As in Walton's first letter (I:L1:3) enthusiasm is a charged word. In this period
it was as often a pejorative as an honorific word: fanatics of whatever stripe were
said to be enthusiastic. This was particularly true of religious fanatics and self-proclaimed
prophets. Such figures claimed to be directly inspired by God, to feel the presence
of God within (which is the root meaning of the word in Greek). In an ironic twist
on this meaning Mary Shelley presents Victor as a self-styled Ezekiel, wrought up
not by a storm sent by God but in a mental hurricane of his own making as he endeavors
to usurp the function of the deity.
Johnson's 1755 Dictionary is highly suggestive in its implicit aversion to the idea
of enthusiasm, defining it thus:
1. A vain belief of private revelation; a vain confidence of divine favour or communication.

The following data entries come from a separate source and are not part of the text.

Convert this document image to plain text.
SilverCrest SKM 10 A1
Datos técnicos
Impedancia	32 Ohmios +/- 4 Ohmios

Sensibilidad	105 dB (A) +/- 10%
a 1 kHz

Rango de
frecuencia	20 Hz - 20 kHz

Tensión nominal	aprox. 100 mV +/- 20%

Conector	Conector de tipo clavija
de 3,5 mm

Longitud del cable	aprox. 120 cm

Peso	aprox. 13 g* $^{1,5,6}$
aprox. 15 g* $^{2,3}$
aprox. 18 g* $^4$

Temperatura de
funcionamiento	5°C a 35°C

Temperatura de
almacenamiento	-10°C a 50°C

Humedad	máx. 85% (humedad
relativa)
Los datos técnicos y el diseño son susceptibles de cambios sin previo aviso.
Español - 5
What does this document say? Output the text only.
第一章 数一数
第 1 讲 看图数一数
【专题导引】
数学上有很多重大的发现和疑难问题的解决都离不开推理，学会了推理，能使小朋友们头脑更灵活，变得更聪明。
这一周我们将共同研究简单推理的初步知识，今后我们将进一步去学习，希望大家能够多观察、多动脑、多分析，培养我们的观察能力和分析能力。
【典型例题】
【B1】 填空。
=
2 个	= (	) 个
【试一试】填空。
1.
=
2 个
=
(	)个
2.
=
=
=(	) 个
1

2. Heat of imagination; violence of passion; confidence of opinion.
3. Elevation of fancy; exaltation of ideas.
If anything, Johnson is even more severe on the practitioner than on the concept,
defining an enthuasist as:
1. One who vainly imagines a private revelation; one who has a vain confidence of
his intercourse with God.
2. One of a hot imagination, or violent passions.
3. One of elevated fancy, or exalted ideas.
In, as it were, burying his third definition beneath the others, Johnson implies that
such exaltation is spurious, ungrounded in reality. His dismissive "hot imagination"
might similarly be taken as a synonymn for the "ardour" so conspicuously shared and
honored by the protagonists of the novel. Quite clearly, the repeated use of "vain"
and "vainly" is intended by Johnson to remind us of their substantive, which is "vanity."